Background Food insecurity is strongly associated with subjective well-being. People compare their well-being to a subjective reference that adjusts over time, which is called hedonic adaptation. Objective We aimed to deepen understanding of the relation between food insecurity and subjective well-being among countries from the perspective of possible hedonic adaptation between food insecurity and subjective well-being. Methods Global data from the Gallup World Poll 2014 were collected from 152,206 individuals in 147 countries. Telephone and face-to-face surveys were conducted in 37 and 111 countries, respectively, collecting data on law and order; food and shelter; institutions and infrastructure; job climate; and financial, social, physical, and evaluative well-being, including the Food Insecurity Experience Scale. Data were aggregated to country level and merged with economic and social measures from World Bank and United Nations sources: infant mortality, gross domestic product, economic inequality, agricultural value added, fertility, maternal mortality, female schooling, and female participation in the labor force. Multilevel linear regression was used to examine associations between well-being and food insecurity. Results Experiencing moderate or severe food insecurity was prevalent among countries, with a mean probability of 0.273 ± 0.220. Countries that were less developed economically and socially had a higher probability of experiencing food insecurity, lower subjective well-being as measured by the daily experience index, and less negative slopes for the relation between daily experience index and food insecurity.
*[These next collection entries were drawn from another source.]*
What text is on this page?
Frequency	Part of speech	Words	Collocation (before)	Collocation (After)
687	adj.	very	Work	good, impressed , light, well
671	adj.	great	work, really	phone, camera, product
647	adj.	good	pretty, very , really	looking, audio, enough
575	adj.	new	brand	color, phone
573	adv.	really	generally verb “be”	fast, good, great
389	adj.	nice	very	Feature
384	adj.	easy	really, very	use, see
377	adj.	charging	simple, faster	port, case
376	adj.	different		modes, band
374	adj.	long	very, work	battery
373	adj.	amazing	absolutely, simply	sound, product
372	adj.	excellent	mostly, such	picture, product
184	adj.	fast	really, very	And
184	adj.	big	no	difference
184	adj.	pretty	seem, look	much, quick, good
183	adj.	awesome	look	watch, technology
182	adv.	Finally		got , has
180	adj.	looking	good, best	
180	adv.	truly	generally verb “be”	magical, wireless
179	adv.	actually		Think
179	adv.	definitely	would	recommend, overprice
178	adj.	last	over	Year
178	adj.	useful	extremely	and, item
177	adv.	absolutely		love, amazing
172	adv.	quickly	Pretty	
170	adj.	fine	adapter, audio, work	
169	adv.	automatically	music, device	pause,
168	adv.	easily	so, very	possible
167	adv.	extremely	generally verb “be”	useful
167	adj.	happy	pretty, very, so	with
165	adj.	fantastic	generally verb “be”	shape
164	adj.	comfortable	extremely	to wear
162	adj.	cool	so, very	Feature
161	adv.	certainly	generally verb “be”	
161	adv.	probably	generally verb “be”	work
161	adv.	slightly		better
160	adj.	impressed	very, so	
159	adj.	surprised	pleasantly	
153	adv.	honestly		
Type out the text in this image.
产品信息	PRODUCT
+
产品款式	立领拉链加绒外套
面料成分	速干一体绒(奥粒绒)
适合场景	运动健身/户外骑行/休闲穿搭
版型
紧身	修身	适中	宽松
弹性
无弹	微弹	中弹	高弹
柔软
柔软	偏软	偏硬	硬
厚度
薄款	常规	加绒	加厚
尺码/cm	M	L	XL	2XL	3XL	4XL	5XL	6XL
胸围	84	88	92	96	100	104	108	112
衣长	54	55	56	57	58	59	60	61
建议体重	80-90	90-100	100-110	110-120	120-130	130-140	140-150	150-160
Food insecurity was the strongest predictor of daily experience from among the measures of economic and social development. Conclusions The prevalence of food insecurity was strongly and negatively associated with subjective well-being across 147 countries. The association between food insecurity and poor subjective well-being within countries was stronger for more-developed countries, providing evidence of hedonic adaptation between food insecurity and subjective well-being. Food insecurity explained substantial variation in subjective well-being both among and within countries.